Enquanto isso uma enfermaria com seis leitos está fechada, servindo de depósito
Em inspeção realizada ontem, 13, na Maternidade “Divino amor”, em Parnamirim, a Promotora de Justiça Luciana Maria Maciel Cavalcanti Ferreira de Melo constatou pacientes pelo corredor enquanto um enfermaria com capacidade para seis leitos estava fechada.
“O fechamento de uma enfermaria com capacidade para 06 leitos também é fator preponderante para a ocorrência da superlotação que tem ensejado internações em caráter precário e de manifestos riscos, estando pacientes instalados em macas e pelos corredores do hospital, como também a recusa de grande número de pacientes, que em decorrência da superlotação, não são atendidos e retornam para suas casas sem o necessário atendimento médico-hospitalar”, afirmou Luciana Maciel ao comentar sobre as causas apontadas pela diretoria do hospital para as pacientes no corredor. Segundo os diretores a superlotação se agrava em virtude de “transferências indiscriminadas de municípios de todo o Estado que encaminham pacientes sem prévio contato, desacompanhados de quaisquer documentos, bem como sem o acompanhamento técnico necessário na ambulância, o que necessita de comprovação pelo gestor municipal, uma vez que o Município de Parnamirim pactuou com aproximadamente 45 municípios para a realização de serviços de ginecologia e obstetrícia”.

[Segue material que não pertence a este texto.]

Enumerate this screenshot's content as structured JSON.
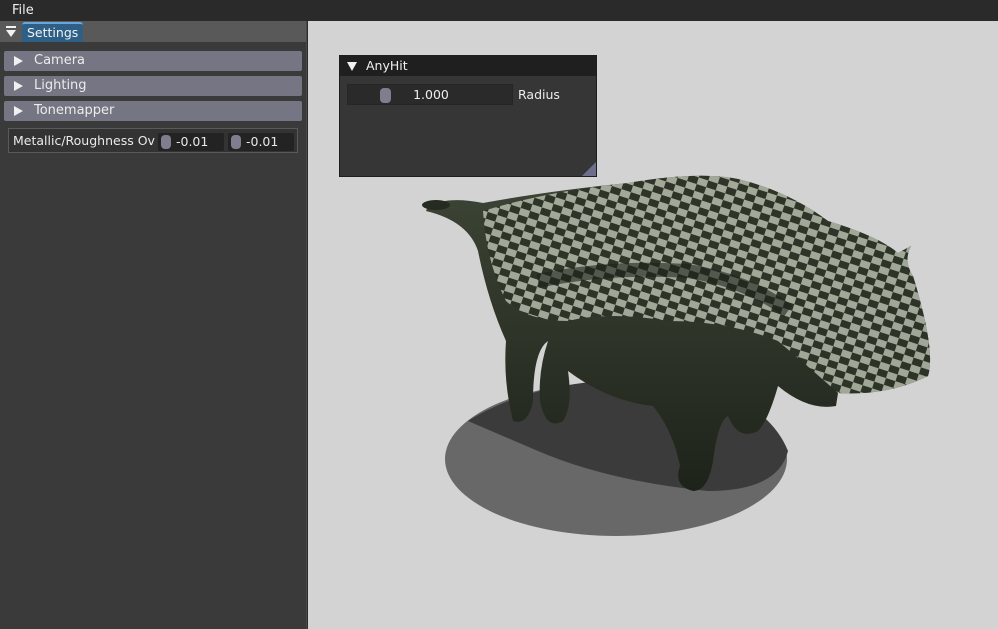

Além dos corredores cheios, a maternidade ainda apresenta problemas como a inoperância do banco de leite, a ausência da realização do “teste do olhinho” e problema na estrutura predial. Para tentar resolver essas questões com rapidez, a Promotora de Justiça expediu hoje, 14, uma recomendação ao Prefeito e ao Secretário de Saúde do município solicitando, entre outras medidas, que em cinco dias ative a enfermaria nº 09 do 1º andar, habilitando seis leitos, tendo em vista a permanência de pacientes nos corredores da maternidade, enquanto a enfermaria serve de depósito de insumos e medicamentos.
Além disso, ela pede que em 60 dias seja oferecido o “Teste do olhinho” na maternidade; e que o município garanta o pleno funcionamento do Banco de Leite Humano, uma vez que ele já está estruturado.
A Promotora de Justiça requisita, ainda, ao Secretário Municipal de Saúde, no prazo de dez dias, os dados contendo o número de pacientes encaminhadas de cada município para a Maternidade Divino Amor no ano de 2011, bem como quais municípios já extrapolaram a meta prevista em suas pactuações com Parnamirim e quais encaminharam sem pactuação. A intenção é acionar todas as Promotorias de Justiça dessas respectivas Comarcas para adotarem as providências cabíveis junto aos gestores municipais. E ao Diretor Técnico da Maternidade Divino Amor ela requisita que remeta no prazo de 30 dias informações detalhadas quanto ao número de profissionais de saúde trabalhando no hospital, informando ainda se o número é suficiente para atender a demanda da maternidade.